不思議な縁と言うべきか、長崎で副島種臣・大隈重信を教えたフルベッキ(G. H. F. Verbeck)が明治政府のお抱え英語教師として大学南校に招かれる。高橋はフルベッキ邸に居候し、書生として公私共に世話になりながら本格的な英語を教わる。米国で奴隷をしたことから推察されるように、高橋の英語はいささか下品であった。ここでフルベッキに立派な英語を教わったことにより、高橋の英語の水準はおおいに上がった。ところでフルベッキは元来、宣教師であり、教材に好んで聖書を用いた。長崎の大隈は感化されなかったが、より幼い高橋はキリストの教えに打たれ、信徒となる。
(4)放蕩
数え年17歳のころ、大学南校の生徒の中に金持ちの息子たちがおり、彼らにそそのかされて毎晩酒を飲み、芸者遊びを始める。フルベッキ先生には見つからぬよう用心していたが、ある晩、芸者と共に女装して酒を飲みながら芝居見物しているところを大学南校の教官に見つかり、辞職に追い込まれる。フルベッキ邸からも去る。フルベッキは黙って聖書を手渡して高橋を見送る。

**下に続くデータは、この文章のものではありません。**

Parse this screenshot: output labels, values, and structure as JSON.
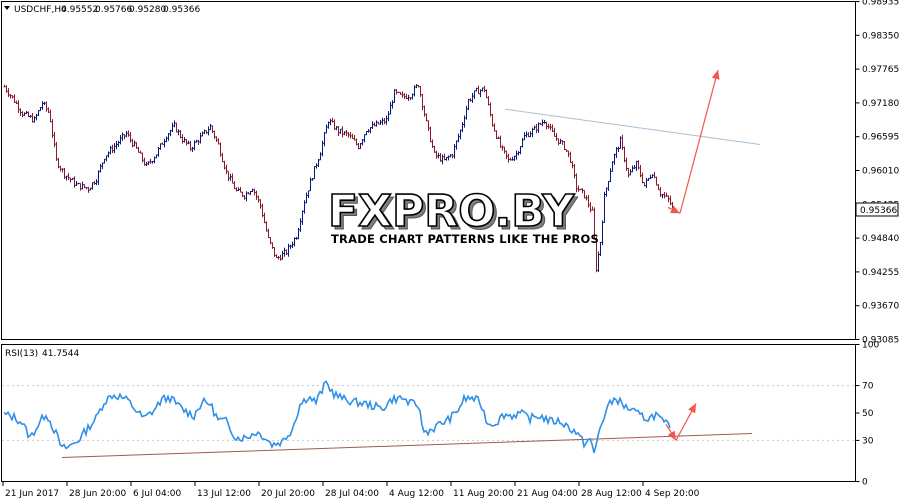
{
  "header": {
    "symbol": "USDCHF,H4",
    "open": "0.95552",
    "high": "0.95766",
    "low": "0.95280",
    "close": "0.95366"
  },
  "watermark": {
    "brand": "FXPRO.BY",
    "tagline": "TRADE CHART PATTERNS LIKE THE PROS"
  },
  "current_price_label": "0.95366",
  "rsi_header": {
    "label": "RSI(13)",
    "value": "41.7544"
  },
  "colors": {
    "bull_bar": "#0a1a7a",
    "bear_bar": "#8b1a2a",
    "rsi_line": "#2f8fe6",
    "resistance_line": "#a9c0d4",
    "support_line": "#a05a50",
    "forecast_arrow": "#f0564b",
    "frame": "#000000"
  },
  "chart_data": [
    {
      "type": "ohlc",
      "title": "USDCHF,H4",
      "x_ticks": [
        "21 Jun 2017",
        "28 Jun 20:00",
        "6 Jul 04:00",
        "13 Jul 12:00",
        "20 Jul 20:00",
        "28 Jul 04:00",
        "4 Aug 12:00",
        "11 Aug 20:00",
        "21 Aug 04:00",
        "28 Aug 12:00",
        "4 Sep 20:00"
      ],
      "y_ticks": [
        "0.98935",
        "0.98350",
        "0.97765",
        "0.97180",
        "0.96595",
        "0.96010",
        "0.95425",
        "0.94840",
        "0.94255",
        "0.93670",
        "0.93085"
      ],
      "ylim": [
        0.93085,
        0.98935
      ],
      "path_points": [
        [
          0,
          0.9746
        ],
        [
          10,
          0.9722
        ],
        [
          18,
          0.97
        ],
        [
          30,
          0.9688
        ],
        [
          38,
          0.9718
        ],
        [
          45,
          0.97
        ],
        [
          52,
          0.9618
        ],
        [
          60,
          0.9595
        ],
        [
          72,
          0.9576
        ],
        [
          84,
          0.957
        ],
        [
          92,
          0.9587
        ],
        [
          100,
          0.9625
        ],
        [
          110,
          0.9643
        ],
        [
          122,
          0.9665
        ],
        [
          132,
          0.9638
        ],
        [
          142,
          0.9608
        ],
        [
          152,
          0.963
        ],
        [
          162,
          0.9662
        ],
        [
          170,
          0.9678
        ],
        [
          178,
          0.9655
        ],
        [
          186,
          0.964
        ],
        [
          196,
          0.9658
        ],
        [
          206,
          0.9677
        ],
        [
          214,
          0.9645
        ],
        [
          222,
          0.9598
        ],
        [
          232,
          0.9565
        ],
        [
          240,
          0.9558
        ],
        [
          248,
          0.9572
        ],
        [
          256,
          0.954
        ],
        [
          264,
          0.9482
        ],
        [
          272,
          0.9448
        ],
        [
          282,
          0.946
        ],
        [
          292,
          0.9488
        ],
        [
          300,
          0.9548
        ],
        [
          308,
          0.9592
        ],
        [
          316,
          0.9634
        ],
        [
          324,
          0.9688
        ],
        [
          334,
          0.9669
        ],
        [
          344,
          0.9662
        ],
        [
          354,
          0.9643
        ],
        [
          362,
          0.9672
        ],
        [
          372,
          0.968
        ],
        [
          382,
          0.9688
        ],
        [
          390,
          0.9735
        ],
        [
          398,
          0.9728
        ],
        [
          406,
          0.9732
        ],
        [
          414,
          0.975
        ],
        [
          422,
          0.9683
        ],
        [
          430,
          0.9628
        ],
        [
          440,
          0.9618
        ],
        [
          448,
          0.963
        ],
        [
          456,
          0.967
        ],
        [
          464,
          0.9722
        ],
        [
          472,
          0.9738
        ],
        [
          480,
          0.9742
        ],
        [
          488,
          0.9682
        ],
        [
          496,
          0.9642
        ],
        [
          504,
          0.9618
        ],
        [
          512,
          0.963
        ],
        [
          520,
          0.966
        ],
        [
          530,
          0.9672
        ],
        [
          540,
          0.9688
        ],
        [
          550,
          0.966
        ],
        [
          560,
          0.9642
        ],
        [
          566,
          0.962
        ],
        [
          572,
          0.9572
        ],
        [
          580,
          0.9558
        ],
        [
          588,
          0.9528
        ],
        [
          592,
          0.9432
        ],
        [
          596,
          0.9478
        ],
        [
          600,
          0.9555
        ],
        [
          608,
          0.9618
        ],
        [
          616,
          0.9652
        ],
        [
          624,
          0.9592
        ],
        [
          632,
          0.9612
        ],
        [
          640,
          0.9575
        ],
        [
          648,
          0.9598
        ],
        [
          656,
          0.9562
        ],
        [
          664,
          0.955
        ],
        [
          668,
          0.9537
        ]
      ],
      "resistance_line": [
        [
          505,
          0.9707
        ],
        [
          760,
          0.9646
        ]
      ],
      "forecast_arrows": [
        {
          "from": [
            668,
            0.9537
          ],
          "to": [
            680,
            0.9527
          ]
        },
        {
          "from": [
            680,
            0.9527
          ],
          "to": [
            718,
            0.9775
          ]
        }
      ],
      "current_price": 0.95366
    },
    {
      "type": "line",
      "title": "RSI(13) 41.7544",
      "y_ticks": [
        "100",
        "70",
        "50",
        "30",
        "0"
      ],
      "ylim": [
        0,
        100
      ],
      "path_points": [
        [
          0,
          49
        ],
        [
          10,
          47
        ],
        [
          18,
          43
        ],
        [
          26,
          32
        ],
        [
          34,
          41
        ],
        [
          42,
          50
        ],
        [
          52,
          35
        ],
        [
          58,
          24
        ],
        [
          64,
          25
        ],
        [
          74,
          30
        ],
        [
          84,
          39
        ],
        [
          92,
          46
        ],
        [
          100,
          58
        ],
        [
          108,
          63
        ],
        [
          116,
          62
        ],
        [
          124,
          59
        ],
        [
          132,
          52
        ],
        [
          140,
          46
        ],
        [
          150,
          52
        ],
        [
          158,
          60
        ],
        [
          166,
          61
        ],
        [
          172,
          57
        ],
        [
          180,
          52
        ],
        [
          190,
          48
        ],
        [
          198,
          58
        ],
        [
          206,
          57
        ],
        [
          214,
          45
        ],
        [
          222,
          44
        ],
        [
          232,
          32
        ],
        [
          242,
          32
        ],
        [
          252,
          36
        ],
        [
          260,
          33
        ],
        [
          268,
          27
        ],
        [
          278,
          29
        ],
        [
          288,
          38
        ],
        [
          296,
          56
        ],
        [
          304,
          62
        ],
        [
          312,
          58
        ],
        [
          322,
          72
        ],
        [
          330,
          64
        ],
        [
          340,
          60
        ],
        [
          350,
          58
        ],
        [
          360,
          57
        ],
        [
          370,
          55
        ],
        [
          378,
          53
        ],
        [
          388,
          60
        ],
        [
          398,
          61
        ],
        [
          406,
          57
        ],
        [
          414,
          56
        ],
        [
          420,
          36
        ],
        [
          428,
          38
        ],
        [
          436,
          42
        ],
        [
          444,
          45
        ],
        [
          452,
          50
        ],
        [
          460,
          60
        ],
        [
          468,
          61
        ],
        [
          476,
          58
        ],
        [
          484,
          42
        ],
        [
          492,
          43
        ],
        [
          500,
          49
        ],
        [
          508,
          48
        ],
        [
          516,
          50
        ],
        [
          526,
          46
        ],
        [
          536,
          48
        ],
        [
          546,
          44
        ],
        [
          556,
          44
        ],
        [
          564,
          40
        ],
        [
          572,
          36
        ],
        [
          580,
          28
        ],
        [
          586,
          31
        ],
        [
          590,
          20
        ],
        [
          596,
          39
        ],
        [
          604,
          55
        ],
        [
          612,
          61
        ],
        [
          620,
          55
        ],
        [
          628,
          52
        ],
        [
          636,
          48
        ],
        [
          644,
          46
        ],
        [
          652,
          49
        ],
        [
          660,
          42
        ],
        [
          666,
          41.75
        ]
      ],
      "support_line": [
        [
          62,
          17.5
        ],
        [
          752,
          35
        ]
      ],
      "forecast_arrows": [
        {
          "from": [
            666,
            41.75
          ],
          "to": [
            676,
            30
          ]
        },
        {
          "from": [
            676,
            30
          ],
          "to": [
            696,
            57
          ]
        }
      ]
    }
  ]
}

それで改心すればよいのだが、今度は遊び人の家に下宿して、誰に臆することなく遊び続ける。失業状態なので生活にも困り、書物も衣類も売り払い、裸同然で、最も懇意にしていた「東屋(あずまや)」を名乗る芸者の家に転がり込む。毎夜、宴席で働く彼女を送り迎えするのが仕事となる。三味線や身のまわりの物を入れた箱を持って芸者の後をついて歩くので、「箱屋」という職業だそうだ。吉原の花魁(おいらん)に、「あんたはまだ若いのにこんなことをしていてはいけない」と諭され、つくづく情けない思いをする。
自分の体たらくに心底愛想が尽きて、芸者の家の軒先で天を仰いでいると、横浜でのボーイ時代に知り合った友人に呼び止められる。「肥前の唐津藩が英語教師を捜している。行ってみないか」。こうして高橋の唐津行きが決まった。このさい気分一新するために再び名を変える。世話になった芸者の源氏名をとって、「東太郎」とした。
(5)唐津の日々
明治4年(1871年)、高橋は、江戸から神戸、長崎と船を乗り継ぎ、長崎からは籠、次いで馬に乗って唐津城下に入る。唐津藩では道路に砂を盛り、箒目(ほうきめ)正しく掃き清め、藩士たちが襟を正し整列して、数え年18歳の若者を迎えた。当時の唐津藩知事(かつての藩主)小笠原長国は進取の方針を打ち出しており、英学とフランス式騎馬隊の教育に乗り出していた。そして藩の未来を託する人材として、この新任英語教師を迎えた。高橋には藩から100円の月給が支払われた。つい最近まで殿様であった知事自身の月給が30円であることを思えば、高橋の給料はとんでもない額であり、藩の期待がいかに大きなものであったかが分かる。このような思い切った人事政策に、長国と藩の決意のほどが伺われるが、また、これが明治初期という時代の熱気というものだろう。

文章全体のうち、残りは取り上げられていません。